Peach & Raspberry Crisp
- Reviews 1
Ready In: 1 hr
Serves: 8
Ingredients
- 8 medium firm-ripe peaches (about 2 lbs.)
- 2⁄3 cup sugar
- 2 tablespoons lemon juice
- 1⁄2 teaspoon ground cinnamon
- 2 cups raspberries
- 2⁄3 cup all-purpose flour
- 1⁄4 teaspoon nutmeg
- 1⁄4 cup cold margarine, diced
- low-fat vanilla frozen yogurt (optional)
Directions
- Peel and slice peaches, you should have about 4 cups.

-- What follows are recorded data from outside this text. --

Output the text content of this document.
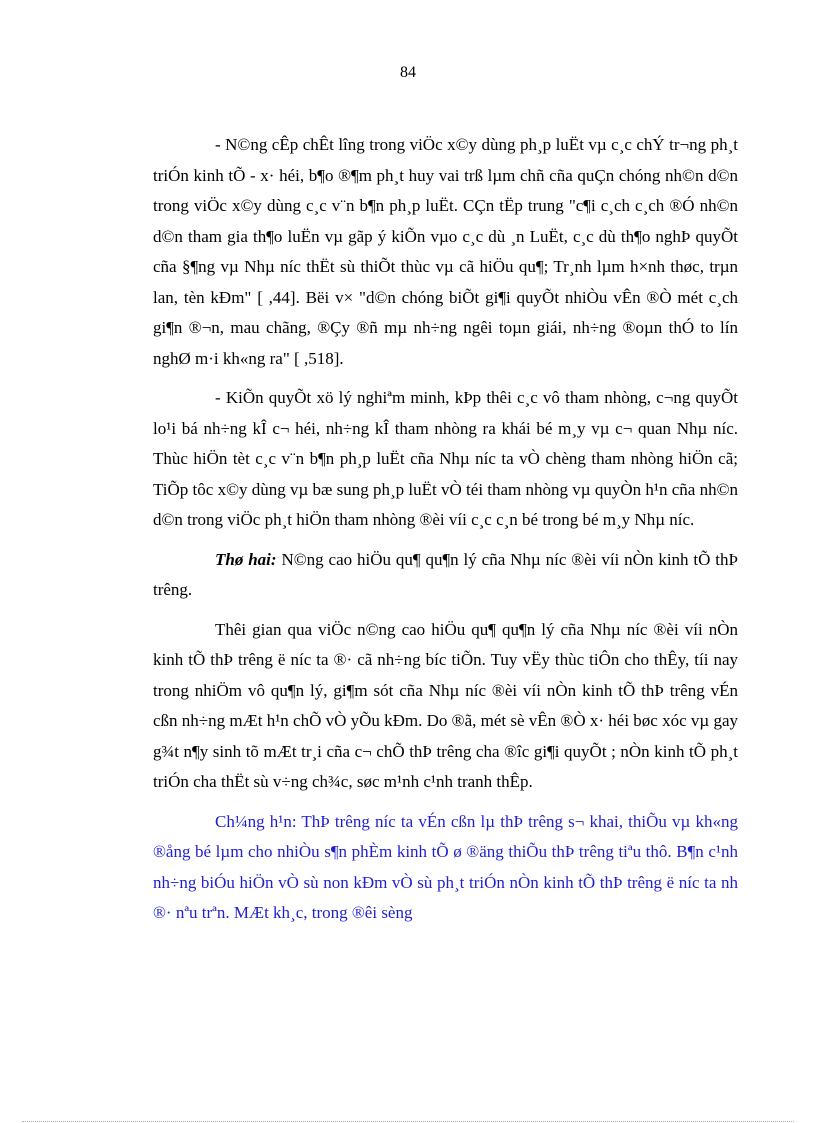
84

- N©ng cÊp chÊt lîng trong viÖc x©y dùng ph¸p luËt vµ c¸c chÝ tr¬ng ph¸t triÓn kinh tÕ - x· héi, b¶o ®¶m ph¸t huy vai trß lµm chñ cña quÇn chóng nh©n d©n trong viÖc x©y dùng c¸c v¨n b¶n ph¸p luËt. CÇn tËp trung "c¶i c¸ch c¸ch ®Ó nh©n d©n tham gia th¶o luËn vµ gãp ý kiÕn vµo c¸c dù ¸n LuËt, c¸c dù th¶o nghÞ quyÕt cña §¶ng vµ Nhµ níc thËt sù thiÕt thùc vµ cã hiÖu qu¶; Tr¸nh lµm h×nh thøc, trµn lan, tèn kÐm" [ ,44]. Bëi v× "d©n chóng biÕt gi¶i quyÕt nhiÒu vÊn ®Ò mét c¸ch gi¶n ®¬n, mau chãng, ®Çy ®ñ mµ nh÷ng ngêi toµn giái, nh÷ng ®oµn thÓ to lín nghØ m·i kh«ng ra" [ ,518].

- KiÕn quyÕt xö lý nghiªm minh, kÞp thêi c¸c vô tham nhòng, c¬ng quyÕt lo¹i bá nh÷ng kÎ c¬ héi, nh÷ng kÎ tham nhòng ra khái bé m¸y vµ c¬ quan Nhµ níc. Thùc hiÖn tèt c¸c v¨n b¶n ph¸p luËt cña Nhµ níc ta vÒ chèng tham nhòng hiÖn cã; TiÕp tôc x©y dùng vµ bæ sung ph¸p luËt vÒ téi tham nhòng vµ quyÒn h¹n cña nh©n d©n trong viÖc ph¸t hiÖn tham nhòng ®èi víi c¸c c¸n bé trong bé m¸y Nhµ níc.

Thø hai: N©ng cao hiÖu qu¶ qu¶n lý cña Nhµ níc ®èi víi nÒn kinh tÕ thÞ trêng.

Thêi gian qua viÖc n©ng cao hiÖu qu¶ qu¶n lý cña Nhµ níc ®èi víi nÒn kinh tÕ thÞ trêng ë níc ta ®· cã nh÷ng bíc tiÕn. Tuy vËy thùc tiÔn cho thÊy, tíi nay trong nhiÖm vô qu¶n lý, gi¶m sót cña Nhµ níc ®èi víi nÒn kinh tÕ thÞ trêng vÉn cßn nh÷ng mÆt h¹n chÕ vÒ yÕu kÐm. Do ®ã, mét sè vÊn ®Ò x· héi bøc xóc vµ gay g¾t n¶y sinh tõ mÆt tr¸i cña c¬ chÕ thÞ trêng cha ®îc gi¶i quyÕt ; nÒn kinh tÕ ph¸t triÓn cha thËt sù v÷ng ch¾c, søc m¹nh c¹nh tranh thÊp.

Ch¼ng h¹n: ThÞ trêng níc ta vÉn cßn lµ thÞ trêng s¬ khai, thiÕu vµ kh«ng ®ång bé lµm cho nhiÒu s¶n phÈm kinh tÕ ø ®äng thiÕu thÞ trêng tiªu thô. B¶n c¹nh nh÷ng biÓu hiÖn vÒ sù non kÐm vÒ sù ph¸t triÓn nÒn kinh tÕ thÞ trêng ë níc ta nh ®· nªu trªn. MÆt kh¸c, trong ®êi sèng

- In a shallow 1 1/2 to 2-quart casserole, combine peaches, 1/3 C of the sugar, lemon juice, and cinnamon.
- Mix lightly.
- Spread raspberries over peach mixture.
- In a food processor or a medium-size bowl, whirl or stir together flour, remaining 1/3 C.
- sugar and nutmeg until well blended.
- Add margarine; whirl with on-off bursts (or cut in with a pastry blender or 2 knives) until mixture begins to cling together in lumps.
- Spoon over raspberries.
- Bake in a 375°F oven until fruit mixture is bubbly in center and topping is golden brown, about 45 minutes.
- Let cool for at least 10 minutes.
- Serve warm or at room temperature.
- Top with frozen yogurt if desired.